I’ve told myself on repeat to not be ashamed of my wheelchair. That it’s okay, and if anyone has a problem it’s their issue not mine. I stand by that, I really do. My feelings morph into anxiety and resentment when people I know personally see me in it. It’s my little secret I like to keep to myself. The look on their face is so disheartening. They almost seem fearful, completely shocked, and mostly confused. I know I have to take care of myself but can’t I have just this one thing not be known to everyone. Will I ever be okay with this? It’s so hard to constantly process everything thrown your with chronic health issues.
I don’t expect others to get this. I barely do. That’s why I feel it’s easier for nobody to know. I don’t have to explain if I look perfectly okay. It’s naive for any of us to think that way though. When we don’t tell, we are faking it. We are hurting ourselves out of fear. Fear of judgement, fear of pity, fear of being looked at differently, I can keep going. So we keep pushing ourselves, we keep causing harm, because we think we can tough through it. They don’t have to see us laying out on our bed in intense pain, or skipping a shower because we’re tired and it’s too much work, they don’t see us cry in despair… because we are strong. I am strong. YOU are strong.
I began to question that thought process. I am putting myself in agony to benefit who? It can’t be for me or my family. I don’t go out, I am moody as heck, my body throbs, all for what!? The hope nobody will notice? Yes, they saw me in a wheelchair. I sure didn’t want them too. I was not ready at all (I don’t know if I ever will be). It could be worse…It always could be worse. I’m insecure constantly trying to fake I’m okay with all this. But honestly, who would be?
The fact is I need to suck it up. My kids need me, they need me there and not putting myself in more pain than I already am. I found my motivating force. What gets me through the toughest of days. We all need that, to know it’s all worth it. Understanding there’s a bigger force that will get you through.
Life will continue to go on, whether we choose to join in on it or not depends largely on us. There will be bad days. Times that it feels nearly impossible. When you can’t move or don’t want to. That’s okay. You can’t give up on tomorrow.
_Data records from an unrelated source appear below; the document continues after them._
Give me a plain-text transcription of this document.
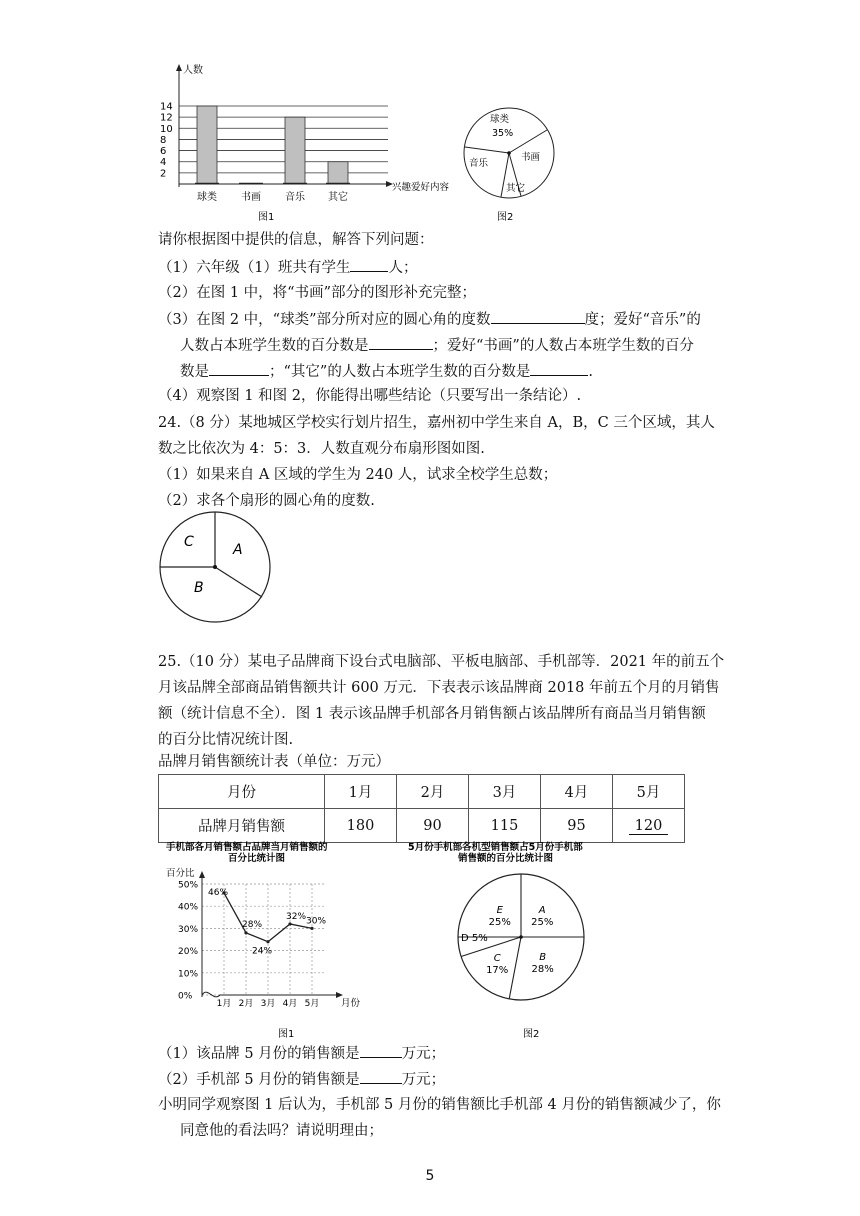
2
4
6
8
10
12
14
球类 书画 音乐 其它
人数
兴趣爱好内容
图1
球类
35%
书画
音乐
其它
图2
请你根据图中提供的信息，解答下列问题：
（1）六年级（1）班共有学生	人；
（2）在图 1 中，将“书画”部分的图形补充完整；
（3）在图 2 中，“球类”部分所对应的圆心角的度数	度；爱好“音乐”的
人数占本班学生数的百分数是	；爱好“书画”的人数占本班学生数的百分
数是	；“其它”的人数占本班学生数的百分数是	.
（4）观察图 1 和图 2，你能得出哪些结论（只要写出一条结论）.
24.（8 分）某地城区学校实行划片招生，嘉州初中学生来自 A，B，C 三个区域，其人
数之比依次为 4：5：3．人数直观分布扇形图如图.
（1）如果来自 A 区域的学生为 240 人，试求全校学生总数；
（2）求各个扇形的圆心角的度数.
A
B
C
25.（10 分）某电子品牌商下设台式电脑部、平板电脑部、手机部等．2021 年的前五个
月该品牌全部商品销售额共计 600 万元．下表表示该品牌商 2018 年前五个月的月销售
额（统计信息不全）．图 1 表示该品牌手机部各月销售额占该品牌所有商品当月销售额
的百分比情况统计图.
品牌月销售额统计表（单位：万元）
月份	1月	2月	3月	4月	5月
品牌月销售额	180	90	115	95	120
手机部各月销售额占品牌当月销售额的
百分比统计图
百分比
0%
10%
20%
30%
40%
50%
1月 2月 3月 4月 5月
46%
28%
24%
32% 30%
月份
图1
5月份手机部各机型销售额占5月份手机部
销售额的百分比统计图
A
25%
B
28%
C
17%
D 5%
E
25%
图2
（1）该品牌 5 月份的销售额是	万元；
（2）手机部 5 月份的销售额是	万元；
小明同学观察图 1 后认为，手机部 5 月份的销售额比手机部 4 月份的销售额减少了，你
同意他的看法吗？请说明理由；
5
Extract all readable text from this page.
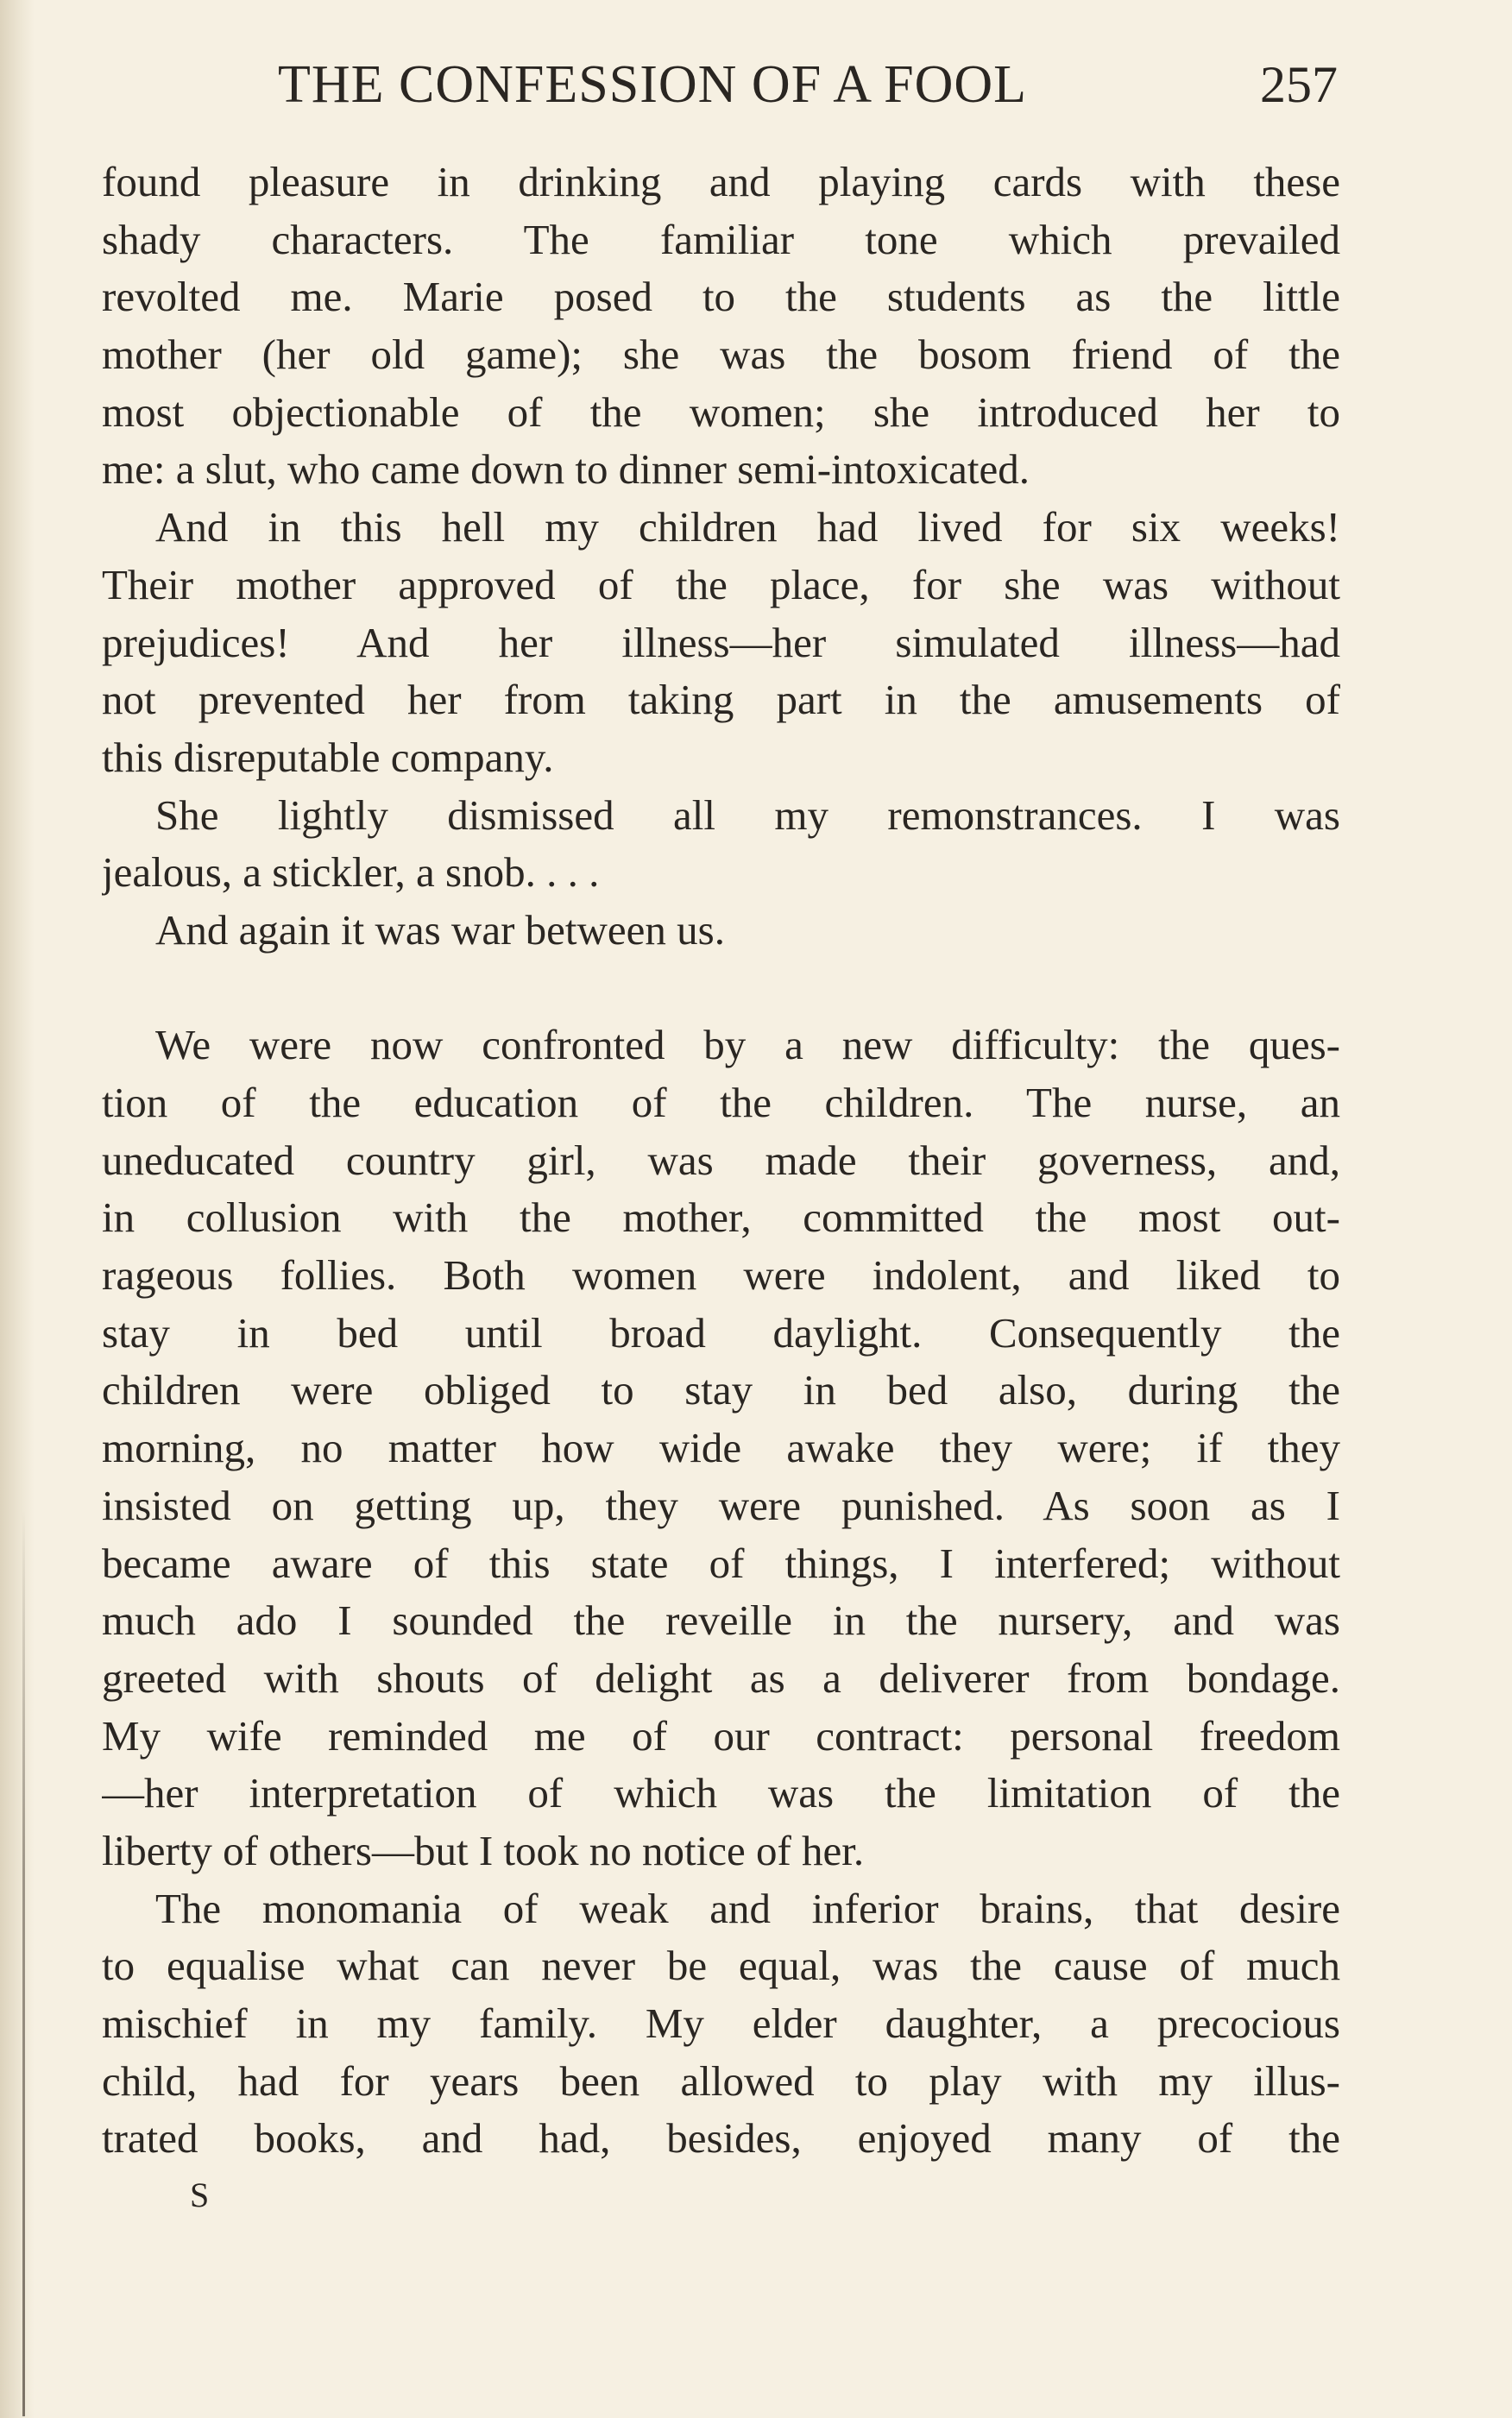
THE CONFESSION OF A FOOL	257
found pleasure in drinking and playing cards with these
shady characters. The familiar tone which prevailed
revolted me. Marie posed to the students as the little
mother (her old game); she was the bosom friend of the
most objectionable of the women; she introduced her to
me: a slut, who came down to dinner semi-intoxicated.
And in this hell my children had lived for six weeks!
Their mother approved of the place, for she was without
prejudices! And her illness—her simulated illness—had
not prevented her from taking part in the amusements of
this disreputable company.
She lightly dismissed all my remonstrances. I was
jealous, a stickler, a snob. . . .
And again it was war between us.
We were now confronted by a new difficulty: the ques-
tion of the education of the children. The nurse, an
uneducated country girl, was made their governess, and,
in collusion with the mother, committed the most out-
rageous follies. Both women were indolent, and liked to
stay in bed until broad daylight. Consequently the
children were obliged to stay in bed also, during the
morning, no matter how wide awake they were; if they
insisted on getting up, they were punished. As soon as I
became aware of this state of things, I interfered; without
much ado I sounded the reveille in the nursery, and was
greeted with shouts of delight as a deliverer from bondage.
My wife reminded me of our contract: personal freedom
—her interpretation of which was the limitation of the
liberty of others—but I took no notice of her.
The monomania of weak and inferior brains, that desire
to equalise what can never be equal, was the cause of much
mischief in my family. My elder daughter, a precocious
child, had for years been allowed to play with my illus-
trated books, and had, besides, enjoyed many of the
S
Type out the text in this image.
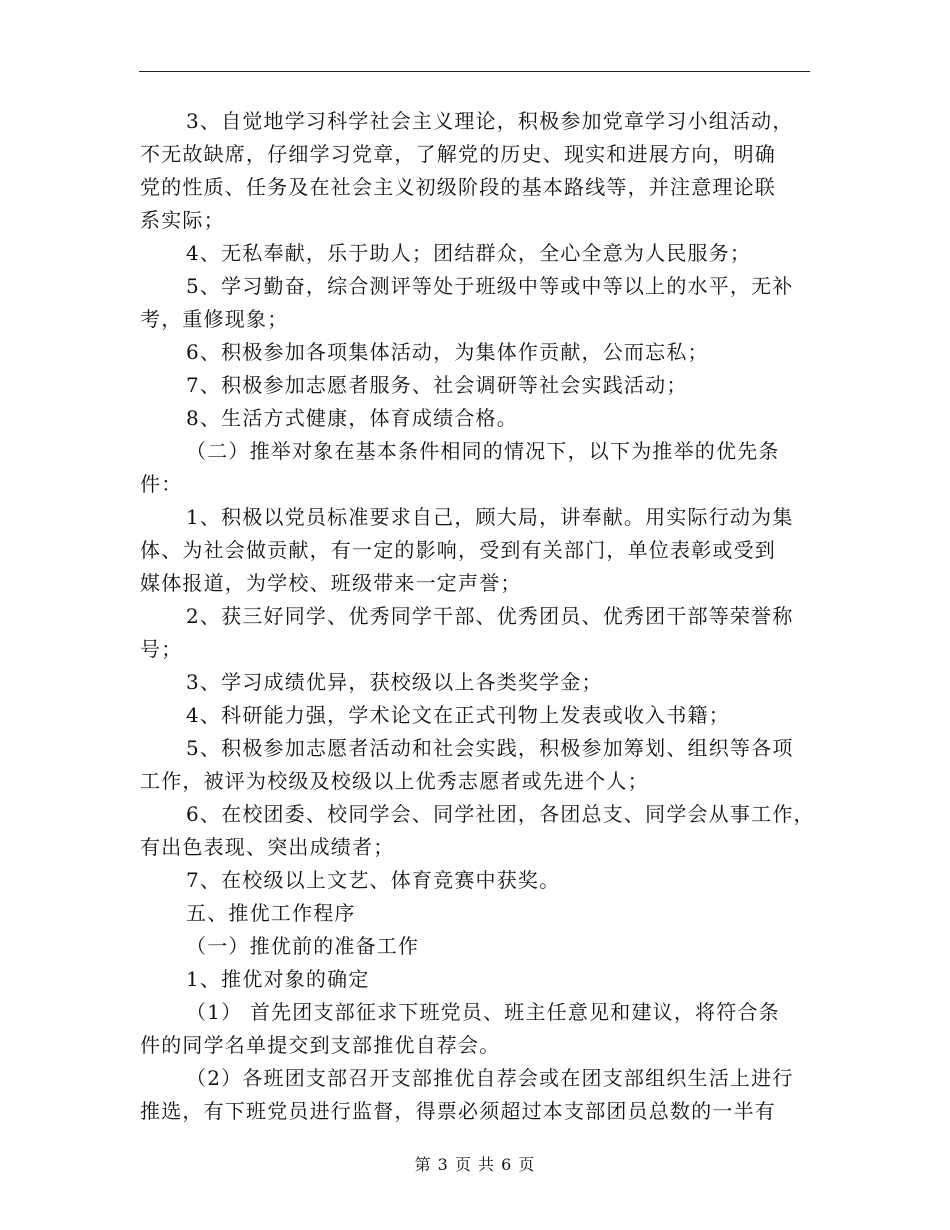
3、自觉地学习科学社会主义理论，积极参加党章学习小组活动，
不无故缺席，仔细学习党章，了解党的历史、现实和进展方向，明确
党的性质、任务及在社会主义初级阶段的基本路线等，并注意理论联
系实际；
4、无私奉献，乐于助人；团结群众，全心全意为人民服务；
5、学习勤奋，综合测评等处于班级中等或中等以上的水平，无补
考，重修现象；
6、积极参加各项集体活动，为集体作贡献，公而忘私；
7、积极参加志愿者服务、社会调研等社会实践活动；
8、生活方式健康，体育成绩合格。
（二）推举对象在基本条件相同的情况下，以下为推举的优先条
件：
1、积极以党员标准要求自己，顾大局，讲奉献。用实际行动为集
体、为社会做贡献，有一定的影响，受到有关部门，单位表彰或受到
媒体报道，为学校、班级带来一定声誉；
2、获三好同学、优秀同学干部、优秀团员、优秀团干部等荣誉称
号；
3、学习成绩优异，获校级以上各类奖学金；
4、科研能力强，学术论文在正式刊物上发表或收入书籍；
5、积极参加志愿者活动和社会实践，积极参加筹划、组织等各项
工作，被评为校级及校级以上优秀志愿者或先进个人；
6、在校团委、校同学会、同学社团，各团总支、同学会从事工作，
有出色表现、突出成绩者；
7、在校级以上文艺、体育竞赛中获奖。
五、推优工作程序
（一）推优前的准备工作
1、推优对象的确定
（1） 首先团支部征求下班党员、班主任意见和建议，将符合条
件的同学名单提交到支部推优自荐会。
（2）各班团支部召开支部推优自荐会或在团支部组织生活上进行
推选，有下班党员进行监督，得票必须超过本支部团员总数的一半有
第 3 页 共 6 页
You have to refuse to think of the impossible and instead dream of the possible.
There will be one day where the sky seems bluer and the stars shine brighter. The change won’t be because they are but rather in how you view them. The appreciation for that specific time, that day. So, what’s my point? I hope one day that appreciation happens with my love-hate relationship with my wheelchair. That I will be able to see people I know personally and think “Wow, at least I had the chance to see them.” I’ll get there, I know I will…till then I’ll marvel at the fact I have come this far. I am active about my health, I share my story, and have began to connect with others with similar issues. I’ve already jumped some of my biggest hurdles. Thank you for being on this journey with me.